Stack:
- Spark/Spark-Connect/PySpark
- Hadoop/HDFS
- JupyterLab
Containers:
- spark-master
- spark-worker-1
- hadoop-namenode
- hadoop-datanode
- hadoop-resourcemanager
- hadoop-nodemanager-1
- hadoop-historyserver
- jupyterlab
Server Requirements:
- docker
Local Requirements:
- java-jdk
Tested Host OS:
- Ubuntu Server 22.04.2 LTS
Coming Soon:
- JupyterHub integration
- LocalStack S3 integration
This project provides a docker compose environment that serves JupyterLab, a scalable Spark cluster, and a scalable Hadoop file system. The JupyterLab instance has direct access to the Spark cluster and hadoop resources. Spark and Hadoop instances can also be accessed and used through a remote machine via Spark-Connect. This is useful for scalable data analytics, machine learning development, and personal datastack experience.
- Clone this repo
git clone git@github.com:indierambler/data-environment
- Move into the new project directory
cd data-environment
- Create and Update the .env file
mv sample-env.md .env
Make sure to update the values inside the new .env file (nano .env
)- set subdomain values only if connecting to a reverse proxy
- set directories to local locations where container data can be stored
- set IP addresses to the local server's network address (ports need no change)

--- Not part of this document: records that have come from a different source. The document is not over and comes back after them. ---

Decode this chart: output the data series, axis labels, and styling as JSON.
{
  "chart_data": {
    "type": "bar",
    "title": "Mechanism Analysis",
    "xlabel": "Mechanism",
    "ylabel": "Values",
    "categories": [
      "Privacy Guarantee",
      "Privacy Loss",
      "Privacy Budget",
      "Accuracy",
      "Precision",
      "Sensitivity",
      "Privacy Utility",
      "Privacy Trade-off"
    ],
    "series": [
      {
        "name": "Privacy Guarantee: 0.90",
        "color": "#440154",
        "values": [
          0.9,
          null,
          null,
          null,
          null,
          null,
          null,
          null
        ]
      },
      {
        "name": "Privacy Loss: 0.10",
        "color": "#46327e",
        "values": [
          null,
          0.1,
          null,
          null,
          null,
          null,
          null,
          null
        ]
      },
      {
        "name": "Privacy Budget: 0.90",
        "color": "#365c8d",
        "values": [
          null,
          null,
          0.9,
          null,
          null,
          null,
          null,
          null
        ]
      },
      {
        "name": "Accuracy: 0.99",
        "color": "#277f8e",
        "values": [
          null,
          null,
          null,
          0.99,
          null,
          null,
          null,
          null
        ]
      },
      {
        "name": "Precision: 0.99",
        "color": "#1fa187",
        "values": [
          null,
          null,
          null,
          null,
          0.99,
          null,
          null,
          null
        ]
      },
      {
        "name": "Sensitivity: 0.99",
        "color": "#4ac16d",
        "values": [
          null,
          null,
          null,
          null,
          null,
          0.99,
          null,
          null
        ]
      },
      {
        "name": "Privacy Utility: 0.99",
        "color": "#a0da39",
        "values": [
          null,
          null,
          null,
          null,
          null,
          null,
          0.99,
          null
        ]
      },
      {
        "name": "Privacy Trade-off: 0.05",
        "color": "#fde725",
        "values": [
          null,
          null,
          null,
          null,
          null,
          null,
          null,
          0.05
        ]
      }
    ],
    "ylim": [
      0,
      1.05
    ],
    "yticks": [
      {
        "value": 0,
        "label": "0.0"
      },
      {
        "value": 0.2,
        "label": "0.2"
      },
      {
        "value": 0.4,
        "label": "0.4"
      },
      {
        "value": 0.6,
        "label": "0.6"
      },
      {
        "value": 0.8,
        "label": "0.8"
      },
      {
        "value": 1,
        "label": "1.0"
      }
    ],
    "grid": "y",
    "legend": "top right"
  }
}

- allocate cores and memory based on what is available in your system
- Add execute permissions to build scripts
chmod +x build/build.sh build/*/build.sh
- Build the docker base images
build/build.sh
- Launch the containers
docker-compose up -d
- Move into data-environment directory
cd path/to/data-environment
- Make sure data-environment is shut down
docker compose down
- Pull Any Exiting Git Changes
git pull
- Start data-environment back up
docker compose up -d
- JupyterLab web UI: http://localhost:8888
- Hadoop web UI: http://localhost:9870
- Spark master web UI: http://localhost:8080
- Spark master URL: spark://local[n]:7077 (n = number of cores to use)
- JupyterLab web UI: http://<SERVER_IP_ADDR>:8888
- Hadoop web UI: http://<SERVER_IP_ADDR>:9870
- Spark master web UI: http://<SERVER_IP_ADDR>:8080
- Spark-Connect URL: sc://<SERVER_IP_ADDR>:15002
A Jupyter Notebook for learning and testing basic interactions with Spark and HDFS can be found in the project folder at data-environment/demo/spark-demo.ipynb. This file can be used on a remote machine with SSH access to the Spark/Hadoop server or uploaded directly to the JupyterLab instance for testing.
This project is set up to work with the nginx-proxy/nginx-proxy project. Some things to keep in mind when connecting up to the reverse proxy:
- Make sure the reverse proxy and data-environment docker-compose.yaml files put all services on the same docker network
- Make sure docker-compose/.env subdomains are set correctly